My New Book Is Out

Titled A Conservative’s View of the Conduct of Just Wars, it’s available in Kindle format here.  It presents this Conservative’s view of the proper conduct of a just war: when it’s appropriate to join one, how it should be fought once joined (regardless of how or why it was joined), and importantly, what should be done with the nation that unjustly attacked.

Since St Augustine of Hippo’s exegeses of the early 5th century, Western thinkers have attempted to define Just War in their recognition that war is a part of the human condition. Through this, they hoped to limit the onset and scope of war and its damage to those innocently caught in it.

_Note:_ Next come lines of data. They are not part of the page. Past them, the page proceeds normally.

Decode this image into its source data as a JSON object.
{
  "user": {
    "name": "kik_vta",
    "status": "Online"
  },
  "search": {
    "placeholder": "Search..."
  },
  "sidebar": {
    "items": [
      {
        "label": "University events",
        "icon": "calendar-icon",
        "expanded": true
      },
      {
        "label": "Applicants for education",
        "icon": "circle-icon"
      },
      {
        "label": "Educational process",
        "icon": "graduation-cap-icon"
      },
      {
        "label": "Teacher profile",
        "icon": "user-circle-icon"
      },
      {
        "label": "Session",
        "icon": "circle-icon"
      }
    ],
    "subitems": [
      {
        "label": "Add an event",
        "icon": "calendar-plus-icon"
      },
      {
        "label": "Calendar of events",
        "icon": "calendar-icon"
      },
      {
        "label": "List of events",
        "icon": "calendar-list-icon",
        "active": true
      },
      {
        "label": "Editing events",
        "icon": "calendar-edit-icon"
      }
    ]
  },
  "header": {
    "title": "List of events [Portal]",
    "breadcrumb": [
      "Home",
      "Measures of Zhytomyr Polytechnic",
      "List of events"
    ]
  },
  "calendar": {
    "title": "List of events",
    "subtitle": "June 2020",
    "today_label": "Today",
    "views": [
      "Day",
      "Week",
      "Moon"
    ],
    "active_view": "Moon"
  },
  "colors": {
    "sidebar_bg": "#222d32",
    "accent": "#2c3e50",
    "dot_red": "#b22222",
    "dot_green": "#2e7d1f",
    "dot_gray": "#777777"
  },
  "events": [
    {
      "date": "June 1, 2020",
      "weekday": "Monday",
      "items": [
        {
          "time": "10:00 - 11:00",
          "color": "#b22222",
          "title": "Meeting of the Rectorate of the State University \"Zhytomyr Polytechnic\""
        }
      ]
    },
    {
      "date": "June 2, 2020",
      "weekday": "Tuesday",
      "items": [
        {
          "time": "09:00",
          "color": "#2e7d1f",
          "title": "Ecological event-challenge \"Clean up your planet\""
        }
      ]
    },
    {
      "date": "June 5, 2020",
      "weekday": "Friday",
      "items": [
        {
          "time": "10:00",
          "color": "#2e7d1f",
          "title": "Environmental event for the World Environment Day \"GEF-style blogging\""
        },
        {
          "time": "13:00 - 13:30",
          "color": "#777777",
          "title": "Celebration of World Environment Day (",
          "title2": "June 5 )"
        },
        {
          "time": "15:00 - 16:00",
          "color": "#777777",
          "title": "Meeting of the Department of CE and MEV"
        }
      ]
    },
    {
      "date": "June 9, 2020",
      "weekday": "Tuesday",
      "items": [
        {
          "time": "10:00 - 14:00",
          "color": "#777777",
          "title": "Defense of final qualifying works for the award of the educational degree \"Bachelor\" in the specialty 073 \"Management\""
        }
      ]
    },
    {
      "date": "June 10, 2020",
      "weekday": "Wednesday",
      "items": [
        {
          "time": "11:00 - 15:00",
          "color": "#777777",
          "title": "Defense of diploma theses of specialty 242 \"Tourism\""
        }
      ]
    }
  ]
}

Many Just War theories center on the idea that human lives are God’s to take. Thus, war as a human endeavor begins inherently immoral and unjust, and it’s the war fighters’ responsibility to make the case that their war—this war, this time—is just and then to fight it justly.  My argument proceeds from that point.

Unfortunately, Just War arguments generally stop short of war’s true completion. The war is entered, it’s fought, it’s won or lost. But then…what? Just War theories until very recently haven’t asked that question, much less essayed an answer.

Is that all there is, though? Is a conflict over just because the enemy has been utterly defeated or a peace treaty signed? No, the conflict simply slides into a post-war recovery effort by the victor which may or may not include the loser.

In truth, peace by itself cannot be a just end of war; mere restoration of quietude is not a proper goal of victory. Nor can mere victory be the goal of war. True victory, victory in a just war must entail the restoration or creation of justice and freedom—of both, since neither can exist without the other.

Given justice in entering the war, the defender then must fight to a conclusion that not only redresses the wrong inflicted by the war’s attacker but also maximizes the probability that the aggressor will not—cannot—aggress again for a reasonably foreseeable future. Notice the implication: this requires the defender to fight to total, unconditioned victory.